Passing thought on the Claude code leak, and how messy and wasteful the code apparently is (as many of us suspected):

There’s been a lot of focus on the energy & environmental costs of running LLMs. There are also energy & environmental costs to deploying LLM-generated code.

Similarly, there’s a lot of focus on the kickbacks cloud vendors who fund AI get from LLMs renting their servers. There may be a similar kickback from computationally inefficient LLM-generated software renting their servers.

1/

There’s a lot of software out there where either (1) the users are captive users, or (2) actual outcomes don’t matter, and the important thing is to check the box, to have officially pretended to build the thing.
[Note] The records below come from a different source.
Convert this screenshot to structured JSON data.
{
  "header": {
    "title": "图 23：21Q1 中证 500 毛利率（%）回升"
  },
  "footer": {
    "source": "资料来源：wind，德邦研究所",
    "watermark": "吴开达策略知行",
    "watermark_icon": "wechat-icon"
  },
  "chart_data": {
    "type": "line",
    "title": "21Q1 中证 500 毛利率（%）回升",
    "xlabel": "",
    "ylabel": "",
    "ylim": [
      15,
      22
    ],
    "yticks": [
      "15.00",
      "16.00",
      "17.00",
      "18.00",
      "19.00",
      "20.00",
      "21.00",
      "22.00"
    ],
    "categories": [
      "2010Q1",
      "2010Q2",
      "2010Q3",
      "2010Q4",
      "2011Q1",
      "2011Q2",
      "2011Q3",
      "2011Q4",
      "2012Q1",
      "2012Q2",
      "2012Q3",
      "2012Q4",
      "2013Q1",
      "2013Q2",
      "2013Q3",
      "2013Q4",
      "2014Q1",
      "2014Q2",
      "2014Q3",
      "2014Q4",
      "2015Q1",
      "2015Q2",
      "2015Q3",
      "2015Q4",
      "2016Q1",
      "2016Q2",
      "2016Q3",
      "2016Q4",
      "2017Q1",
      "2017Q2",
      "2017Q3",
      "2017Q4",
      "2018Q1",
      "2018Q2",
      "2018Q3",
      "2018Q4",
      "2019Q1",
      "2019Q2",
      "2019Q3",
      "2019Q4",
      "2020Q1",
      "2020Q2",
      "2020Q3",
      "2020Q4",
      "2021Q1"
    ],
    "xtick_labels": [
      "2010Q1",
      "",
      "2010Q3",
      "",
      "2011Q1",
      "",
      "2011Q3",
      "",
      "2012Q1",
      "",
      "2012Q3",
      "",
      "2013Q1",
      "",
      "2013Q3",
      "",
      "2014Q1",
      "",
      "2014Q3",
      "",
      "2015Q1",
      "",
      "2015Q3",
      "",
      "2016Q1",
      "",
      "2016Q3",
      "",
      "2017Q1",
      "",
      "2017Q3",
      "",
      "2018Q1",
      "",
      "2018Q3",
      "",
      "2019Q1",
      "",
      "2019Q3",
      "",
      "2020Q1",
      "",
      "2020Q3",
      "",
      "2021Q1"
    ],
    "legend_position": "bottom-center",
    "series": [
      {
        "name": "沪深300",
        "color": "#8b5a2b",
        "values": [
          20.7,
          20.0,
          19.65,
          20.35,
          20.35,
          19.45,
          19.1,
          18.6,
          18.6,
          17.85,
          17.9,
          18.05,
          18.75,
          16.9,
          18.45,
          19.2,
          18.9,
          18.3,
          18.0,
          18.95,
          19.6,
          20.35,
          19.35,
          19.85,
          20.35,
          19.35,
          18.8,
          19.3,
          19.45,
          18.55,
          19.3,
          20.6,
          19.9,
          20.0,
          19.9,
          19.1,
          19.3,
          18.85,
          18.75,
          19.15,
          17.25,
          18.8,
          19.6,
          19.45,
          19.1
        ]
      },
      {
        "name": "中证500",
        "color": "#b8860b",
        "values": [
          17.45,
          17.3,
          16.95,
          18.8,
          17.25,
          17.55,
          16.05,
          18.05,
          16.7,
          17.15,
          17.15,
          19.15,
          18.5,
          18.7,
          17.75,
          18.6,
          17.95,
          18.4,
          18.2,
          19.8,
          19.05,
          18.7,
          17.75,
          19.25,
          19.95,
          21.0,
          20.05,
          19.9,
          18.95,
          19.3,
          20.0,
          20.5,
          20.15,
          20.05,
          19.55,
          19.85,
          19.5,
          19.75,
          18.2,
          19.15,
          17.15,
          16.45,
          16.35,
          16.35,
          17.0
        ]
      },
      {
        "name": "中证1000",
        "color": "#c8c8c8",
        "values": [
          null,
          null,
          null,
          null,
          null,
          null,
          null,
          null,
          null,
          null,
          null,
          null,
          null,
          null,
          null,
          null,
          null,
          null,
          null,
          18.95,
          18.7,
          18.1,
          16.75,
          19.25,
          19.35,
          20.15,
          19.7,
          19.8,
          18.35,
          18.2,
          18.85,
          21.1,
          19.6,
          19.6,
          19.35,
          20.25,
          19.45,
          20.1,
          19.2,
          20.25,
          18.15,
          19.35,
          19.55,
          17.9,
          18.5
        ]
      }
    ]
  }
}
That’s the sort of software where development costs are especially painful for the MBAs, and where pushing the frontiers of the “fast build, low quality” quadrant for may be a killer market — even if it’s just fast and not so cheap.

2/

Highly optimized code is of course extremely expensive to develop — both to build and maintain. But now even just-average-performance code is the more costly alternative.

And sure, grinding out a vibe-coded LLM horror so you can check that business box may leave you with code that’s not only especially buggy but RAM-hungry and CPU-hungry. And sure that’s expensive to deploy. But hey: your cloud spend is already preposterous, right? And high deployment costs are more predictable than high development costs…right?

3/

I can easily imagine scenarios where huge swaths of guts-of-the-business software increase their resource needs in production by an order of magnitude, •and• where businesses are perfectly happy to pay that cost.

That’s a story with horrifying environmental costs.

4/

A whole lot of our present moment boils down to resource cost externalities — externalities that in many society has intentionally created.

We made carbon emission and water use way too cheap, and we pay dearly for it every day.